Côté territoires, Bertrand insiste sur la nécessité de décentraliser les moyens pour soutenir les artistes locaux. Les Hauts-de-France, région qu’il dirige, illustrent cette approche : des initiatives comme les résidences d’artistes ou les aides à la production y sont déjà mises en œuvre. « La culture ne doit pas être réservée aux métropoles », a-t-il rappelé, citant l’exemple du Festival d’Avignon, où des artistes de sa région sont à l’affiche cette année. Selon lui, ces politiques doivent être étendues à l’échelle nationale pour éviter une désertification culturelle des zones rurales et périurbaines.

Face à l’IA et aux extrêmes : une urgence démocratique

Le texte de Xavier Bertrand aborde également la question de l’intelligence artificielle, qu’il présente comme une menace pour la diversité culturelle. Les algorithmes, en privilégiant certains contenus au détriment d’autres, risquent de créer des bulles informationnelles et de réduire la place des œuvres indépendantes. « L’IA peut être un outil au service de la création, mais elle ne doit pas en devenir le maître », a-t-il souligné, appelant à un encadrement strict des usages de ces technologies.
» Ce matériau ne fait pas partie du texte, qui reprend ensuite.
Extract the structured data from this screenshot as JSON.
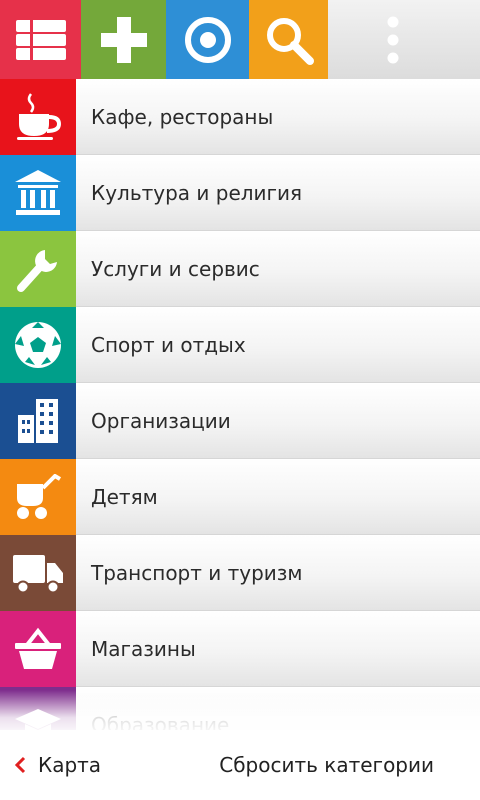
{
  "colors": {
    "cafe": "#e8131b",
    "culture": "#1a8fd8",
    "services": "#8bc53f",
    "sport": "#009f8a",
    "organizations": "#1b4f92",
    "kids": "#f48a11",
    "transport": "#7a4a37",
    "shops": "#d9217b",
    "education": "#7e2d8d",
    "toolbar_categories": "#e6314a",
    "toolbar_add": "#74a83a",
    "toolbar_locate": "#2e8fd6",
    "toolbar_search": "#f2a01a",
    "back_arrow": "#e02020"
  },
  "toolbar": {
    "buttons": [
      {
        "icon": "list-icon"
      },
      {
        "icon": "plus-icon"
      },
      {
        "icon": "target-icon"
      },
      {
        "icon": "search-icon"
      },
      {
        "icon": "more-vertical-icon"
      }
    ]
  },
  "categories": [
    {
      "label": "Кафе, рестораны",
      "icon": "coffee-cup-icon"
    },
    {
      "label": "Культура и религия",
      "icon": "museum-icon"
    },
    {
      "label": "Услуги и сервис",
      "icon": "wrench-icon"
    },
    {
      "label": "Спорт и отдых",
      "icon": "soccer-ball-icon"
    },
    {
      "label": "Организации",
      "icon": "office-building-icon"
    },
    {
      "label": "Детям",
      "icon": "baby-stroller-icon"
    },
    {
      "label": "Транспорт и туризм",
      "icon": "truck-icon"
    },
    {
      "label": "Магазины",
      "icon": "shopping-basket-icon"
    },
    {
      "label": "Образование",
      "icon": "graduation-cap-icon"
    }
  ],
  "bottom_bar": {
    "back_label": "Карта",
    "reset_label": "Сбросить категории"
  }
}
Parallèlement, Bertrand s’alarme de la montée des discours extrémistes, qui instrumentalisent souvent la culture à des fins politiques. Pour lui, une politique culturelle forte est un rempart contre ces dérives. Il cite en exemple les mobilisations citoyennes autour des festivals et des lieux de création, qui restent des espaces de débat et de liberté. « La culture est un ciment de la République, et il faut la protéger comme on protège nos valeurs », a-t-il conclu dans sa tribune.

Et maintenant ?

Si la proposition de Xavier Bertrand trouve un écho parmi les acteurs culturels, son adoption dépendra largement de la volonté politique du gouvernement. Une réunion interministérielle sur la souveraineté culturelle est attendue d’ici la fin de l’année, selon des sources proches du dossier. D’ici là, les régions pourraient être appelées à présenter leurs propres plans d’action, en coordination avec l’État. Autant dire que le débat est loin d’être clos.
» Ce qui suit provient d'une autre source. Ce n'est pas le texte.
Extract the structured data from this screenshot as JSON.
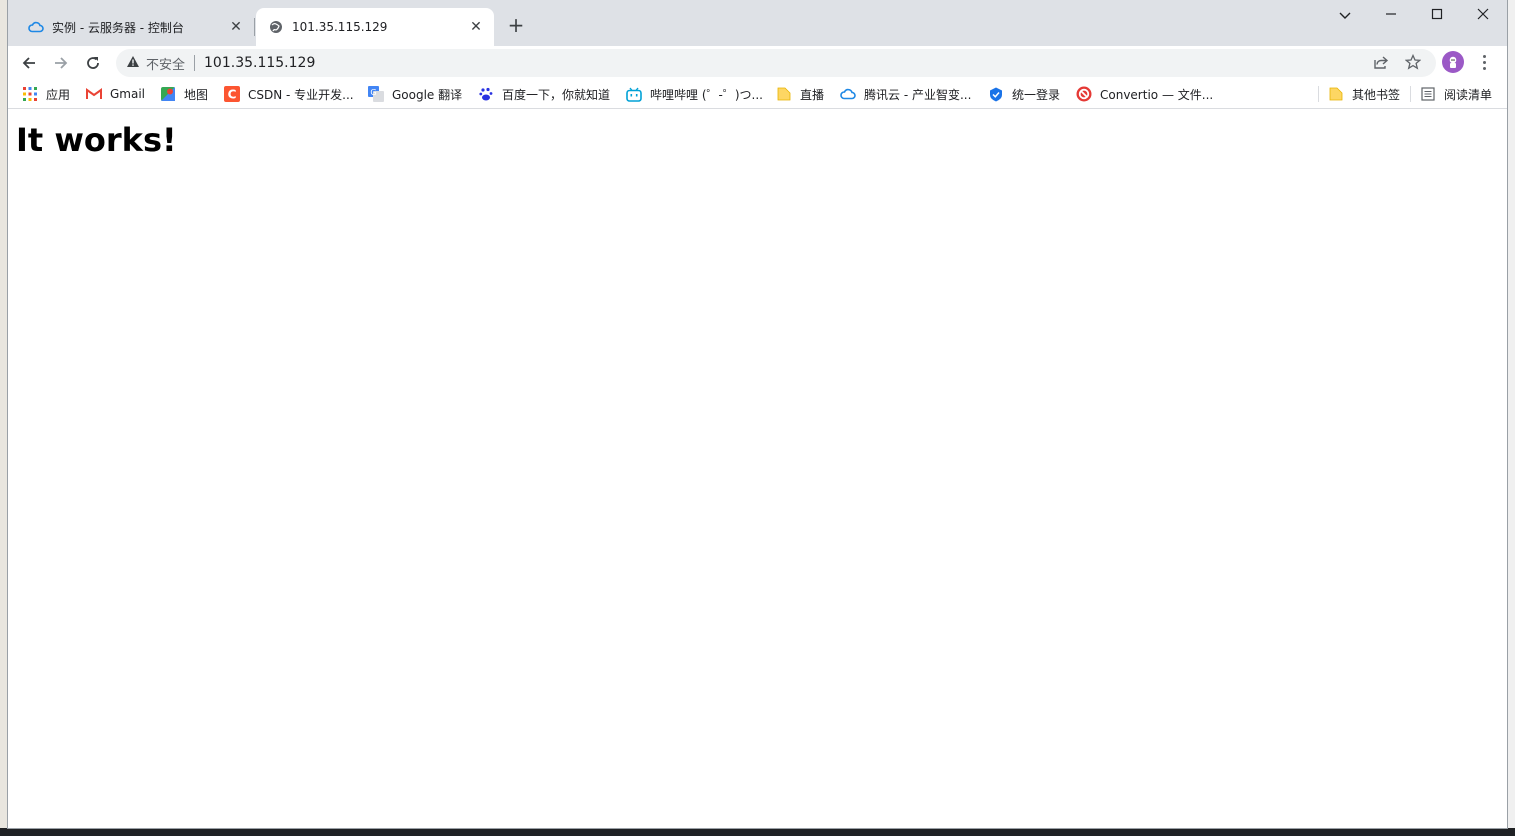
{
  "tabs": [
    {
      "title": "实例 - 云服务器 - 控制台",
      "icon": "cloud-icon",
      "active": false
    },
    {
      "title": "101.35.115.129",
      "icon": "globe-icon",
      "active": true
    }
  ],
  "omnibox": {
    "security_label": "不安全",
    "url": "101.35.115.129"
  },
  "bookmarks": [
    {
      "label": "应用",
      "icon": "apps-grid-icon"
    },
    {
      "label": "Gmail",
      "icon": "gmail-icon"
    },
    {
      "label": "地图",
      "icon": "maps-icon"
    },
    {
      "label": "CSDN - 专业开发...",
      "icon": "csdn-icon"
    },
    {
      "label": "Google 翻译",
      "icon": "translate-icon"
    },
    {
      "label": "百度一下，你就知道",
      "icon": "baidu-icon"
    },
    {
      "label": "哔哩哔哩 (゜-゜)つ...",
      "icon": "bilibili-icon"
    },
    {
      "label": "直播",
      "icon": "folder-icon"
    },
    {
      "label": "腾讯云 - 产业智变...",
      "icon": "cloud-icon"
    },
    {
      "label": "统一登录",
      "icon": "shield-icon"
    },
    {
      "label": "Convertio — 文件...",
      "icon": "convertio-icon"
    }
  ],
  "bookmarks_right": {
    "other": "其他书签",
    "reading_list": "阅读清单"
  },
  "page": {
    "heading": "It works!"
  },
  "colors": {
    "titlebar": "#dee1e6",
    "omnibox": "#f1f3f4",
    "tencent_blue": "#1e88e5",
    "avatar": "#9b59c6"
  }
}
La question de l’indépendance culturelle française s’inscrit en effet dans un contexte européen plus large, où plusieurs pays réfléchissent à des mécanismes de protection similaires. La France, avec son modèle centralisé et son patrimoine historique, pourrait servir de laboratoire pour ces politiques. Reste à voir si les promesses de Bertrand se traduiront par des actes concrets, alors que les arbitrages budgétaires pour 2027 se préparent.

Il s’agit d’un projet visant à placer la création culturelle sous l’autorité directe du Premier ministre, avec pour objectifs principaux de renforcer l’audiovisuel public, financer les territoires et garantir l’indépendance culturelle de la France face aux menaces comme l’IA ou les extrêmes politiques.